How is Claude Code different from ChatGPT or Claude chat for marketing?
Chat tools start from zero each conversation and hand you one block of text to copy out. Claude Code works in your folders: it reads a transcript, writes five separate files, keeps your brand voice in CLAUDE.md across sessions, and can run a script to compute real numbers from a CSV.
Can Claude Code see my Google Analytics or ad accounts?
Increasingly, yes. Google publishes official read-only MCP connectors for Google Analytics and, since late April 2026, Google Ads, so reporting questions can skip the CSV step. Meta launched an official Meta Ads MCP server in open beta the same week, and that one can create and edit campaigns. Google’s connectors cannot change anything in your account, so new ad sets still go in by hand there. The zero-setup path remains exporting a CSV and dropping it into your project folder.
Can I trust the numbers Claude Code pulls from my CSV?

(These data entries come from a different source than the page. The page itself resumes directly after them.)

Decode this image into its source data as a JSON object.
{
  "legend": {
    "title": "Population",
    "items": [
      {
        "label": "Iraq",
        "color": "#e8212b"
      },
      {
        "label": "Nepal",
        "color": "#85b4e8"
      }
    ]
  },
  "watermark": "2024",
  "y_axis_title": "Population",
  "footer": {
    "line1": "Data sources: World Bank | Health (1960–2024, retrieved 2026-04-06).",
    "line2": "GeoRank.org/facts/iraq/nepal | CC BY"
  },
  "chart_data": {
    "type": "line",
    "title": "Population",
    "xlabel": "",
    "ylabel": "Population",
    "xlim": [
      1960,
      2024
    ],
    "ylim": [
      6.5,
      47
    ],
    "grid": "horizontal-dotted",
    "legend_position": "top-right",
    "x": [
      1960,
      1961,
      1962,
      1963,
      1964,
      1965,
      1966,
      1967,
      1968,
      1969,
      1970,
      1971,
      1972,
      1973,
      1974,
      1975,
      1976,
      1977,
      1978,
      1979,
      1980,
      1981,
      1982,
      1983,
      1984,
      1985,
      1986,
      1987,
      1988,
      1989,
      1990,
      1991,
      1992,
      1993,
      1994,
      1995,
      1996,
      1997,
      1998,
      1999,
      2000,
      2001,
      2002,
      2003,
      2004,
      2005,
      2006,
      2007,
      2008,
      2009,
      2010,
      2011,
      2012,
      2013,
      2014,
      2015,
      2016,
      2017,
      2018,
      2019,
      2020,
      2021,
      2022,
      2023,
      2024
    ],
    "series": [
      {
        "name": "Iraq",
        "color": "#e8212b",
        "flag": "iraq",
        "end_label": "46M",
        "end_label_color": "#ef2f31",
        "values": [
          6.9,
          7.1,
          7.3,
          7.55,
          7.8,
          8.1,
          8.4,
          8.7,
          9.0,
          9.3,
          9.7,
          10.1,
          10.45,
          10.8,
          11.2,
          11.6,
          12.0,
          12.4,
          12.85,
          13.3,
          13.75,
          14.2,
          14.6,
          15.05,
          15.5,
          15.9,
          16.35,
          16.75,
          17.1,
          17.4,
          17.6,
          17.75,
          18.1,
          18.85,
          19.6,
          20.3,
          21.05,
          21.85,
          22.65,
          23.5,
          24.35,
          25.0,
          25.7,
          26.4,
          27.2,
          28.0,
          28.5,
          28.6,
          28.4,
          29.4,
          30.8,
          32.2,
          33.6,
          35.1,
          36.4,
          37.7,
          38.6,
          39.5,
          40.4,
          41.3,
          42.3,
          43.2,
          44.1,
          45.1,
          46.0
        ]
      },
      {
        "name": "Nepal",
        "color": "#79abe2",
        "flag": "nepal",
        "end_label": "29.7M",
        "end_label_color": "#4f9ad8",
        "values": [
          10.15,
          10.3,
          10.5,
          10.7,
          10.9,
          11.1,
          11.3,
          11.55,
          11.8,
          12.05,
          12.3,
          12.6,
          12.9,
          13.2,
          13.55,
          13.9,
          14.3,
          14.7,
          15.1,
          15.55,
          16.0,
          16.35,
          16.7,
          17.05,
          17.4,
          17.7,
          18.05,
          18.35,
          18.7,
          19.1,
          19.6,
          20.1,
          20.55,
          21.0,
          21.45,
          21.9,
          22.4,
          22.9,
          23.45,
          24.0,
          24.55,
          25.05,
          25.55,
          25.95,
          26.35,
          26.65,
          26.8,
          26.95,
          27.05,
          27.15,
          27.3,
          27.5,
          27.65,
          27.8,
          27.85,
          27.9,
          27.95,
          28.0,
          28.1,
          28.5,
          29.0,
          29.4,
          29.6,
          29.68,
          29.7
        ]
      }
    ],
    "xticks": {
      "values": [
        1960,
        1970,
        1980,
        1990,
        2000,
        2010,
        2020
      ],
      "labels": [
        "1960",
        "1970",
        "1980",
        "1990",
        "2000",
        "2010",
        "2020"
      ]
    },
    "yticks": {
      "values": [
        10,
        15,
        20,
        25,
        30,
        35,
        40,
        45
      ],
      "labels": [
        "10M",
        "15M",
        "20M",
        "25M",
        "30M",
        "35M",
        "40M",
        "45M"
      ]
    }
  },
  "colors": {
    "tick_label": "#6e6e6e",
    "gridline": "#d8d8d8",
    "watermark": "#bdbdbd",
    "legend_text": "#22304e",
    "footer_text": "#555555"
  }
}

Trust them when Claude computes them with a script, which Claude Code can write and run. If it merely reads the file and states a total, treat that number as a guess. Ask to see the code and spot-check one or two figures against the source before anything reaches a stakeholder.
What does Claude Code cost for a marketer?
The Pro plan at $20 per month covers light daily use, which fits repurposing batches and weekly reporting comfortably. Heavy all-day use fits the Max plans at $100 or $200 per month. There is no marketer-specific tier; you are paying for capacity, not features.